The other half of the equation is far murkier. I'm leery about the pass protection, especially at tackle. There's no obvious go-to receiver and only one and a half plausible options for that role. Everyone except Greg Mathews and a couple of tailbacks is young, young, young. It'll be better, obviously, but the passing offense could finish anywhere from 70th to 30th and I'd be able to retroactively justify that finish.

I don't know… add it all together and this looks like a considerably above-average BCS offense with a true freshman at quarterback. So let's ding them and slot them in from 40th to 50th.

Last Year's Stupid Predictions

  • CALL IT A PUSH: People are very excited about Martavious Odoms going into 2009, like Steve Breaston excited.
  • OH GOD WHY IS THIS RIGHT: Sheridan starts off the starting quarterback, is replaced at some point, but ends the season as the guy.
  • SET ASIDE: Junior Hemingway establishes himself a starter midseason.
  • PUSH: The running back situation involves a mess of players; Minor, Brown, McGuffie, and Shaw all see 100 carries. Brown has the best YPC.
  • WRONG: Michigan has a better offense in-conference than they did last year. (Ninth.)
  • WRONG: Ricky Barnum ends up starting five or six games.
  • REALLY REALLY WRONG: Michigan is around 50th in yardage.

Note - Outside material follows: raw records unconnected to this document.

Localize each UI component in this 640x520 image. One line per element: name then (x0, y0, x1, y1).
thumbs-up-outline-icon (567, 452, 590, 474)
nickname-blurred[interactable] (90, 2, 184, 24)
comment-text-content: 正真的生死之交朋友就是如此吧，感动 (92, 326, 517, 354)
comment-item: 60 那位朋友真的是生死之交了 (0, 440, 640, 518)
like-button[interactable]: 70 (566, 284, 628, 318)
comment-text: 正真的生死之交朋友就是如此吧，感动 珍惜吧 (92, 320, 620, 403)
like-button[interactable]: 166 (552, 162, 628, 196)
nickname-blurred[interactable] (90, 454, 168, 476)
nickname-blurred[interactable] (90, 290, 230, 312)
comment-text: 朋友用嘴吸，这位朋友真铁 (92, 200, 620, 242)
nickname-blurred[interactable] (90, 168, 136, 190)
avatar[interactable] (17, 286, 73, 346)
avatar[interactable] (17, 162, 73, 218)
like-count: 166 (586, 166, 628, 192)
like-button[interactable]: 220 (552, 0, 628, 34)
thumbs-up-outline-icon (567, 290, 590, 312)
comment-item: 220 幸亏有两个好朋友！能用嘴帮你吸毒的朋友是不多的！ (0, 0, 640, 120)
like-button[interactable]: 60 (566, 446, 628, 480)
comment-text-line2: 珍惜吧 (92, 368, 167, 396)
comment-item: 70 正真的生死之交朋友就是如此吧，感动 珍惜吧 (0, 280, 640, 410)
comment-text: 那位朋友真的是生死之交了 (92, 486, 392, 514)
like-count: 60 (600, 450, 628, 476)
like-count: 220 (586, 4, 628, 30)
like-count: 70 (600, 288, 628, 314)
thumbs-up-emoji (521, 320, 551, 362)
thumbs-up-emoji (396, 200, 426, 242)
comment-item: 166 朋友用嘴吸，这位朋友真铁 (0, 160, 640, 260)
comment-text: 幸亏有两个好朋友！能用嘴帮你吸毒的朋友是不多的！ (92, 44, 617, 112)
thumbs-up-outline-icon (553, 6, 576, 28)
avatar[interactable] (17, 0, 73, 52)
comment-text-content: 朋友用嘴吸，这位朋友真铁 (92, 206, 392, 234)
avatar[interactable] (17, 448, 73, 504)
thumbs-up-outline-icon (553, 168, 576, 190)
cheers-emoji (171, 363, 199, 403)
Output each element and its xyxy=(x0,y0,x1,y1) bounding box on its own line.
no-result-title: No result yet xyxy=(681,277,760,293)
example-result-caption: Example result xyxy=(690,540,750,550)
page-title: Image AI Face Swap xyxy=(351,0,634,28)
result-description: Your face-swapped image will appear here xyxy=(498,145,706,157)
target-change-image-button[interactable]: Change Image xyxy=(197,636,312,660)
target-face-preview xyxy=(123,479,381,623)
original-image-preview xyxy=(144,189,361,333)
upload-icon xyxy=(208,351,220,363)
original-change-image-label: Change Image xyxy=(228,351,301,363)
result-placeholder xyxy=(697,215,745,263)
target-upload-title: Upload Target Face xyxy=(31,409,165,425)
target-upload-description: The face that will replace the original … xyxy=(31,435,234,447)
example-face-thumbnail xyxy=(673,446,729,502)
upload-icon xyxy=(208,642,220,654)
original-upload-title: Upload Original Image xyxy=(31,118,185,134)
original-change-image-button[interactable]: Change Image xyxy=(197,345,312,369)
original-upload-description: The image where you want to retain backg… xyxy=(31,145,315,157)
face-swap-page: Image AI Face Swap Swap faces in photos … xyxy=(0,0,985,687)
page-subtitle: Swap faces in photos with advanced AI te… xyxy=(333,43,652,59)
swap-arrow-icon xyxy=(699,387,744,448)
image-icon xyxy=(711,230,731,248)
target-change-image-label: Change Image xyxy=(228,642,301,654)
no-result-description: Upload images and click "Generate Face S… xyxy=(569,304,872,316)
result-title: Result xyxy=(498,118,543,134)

This Year's Stupid Predictions

  • Minor misses two games with injury [note: chalk!].
  • People expect Vincent Smith to be the 2010 starter.
  • Junior Hemingway is your leading downfield receiver (ie: Odoms is in the running but we aren't counting screens).
  • Denard runs for 450 yards and throws about ten times.
  • Michigan uses a huge multiplicity of formations on offense, debuting new stuff frequently and ending the year with a huge (hur) package.
  • A two-back three-WR set is most common, though sometimes that third WR will be a tight end in the slot.
  • As noted, Michigan finishes somewhere between 40th and 50th in total yardage.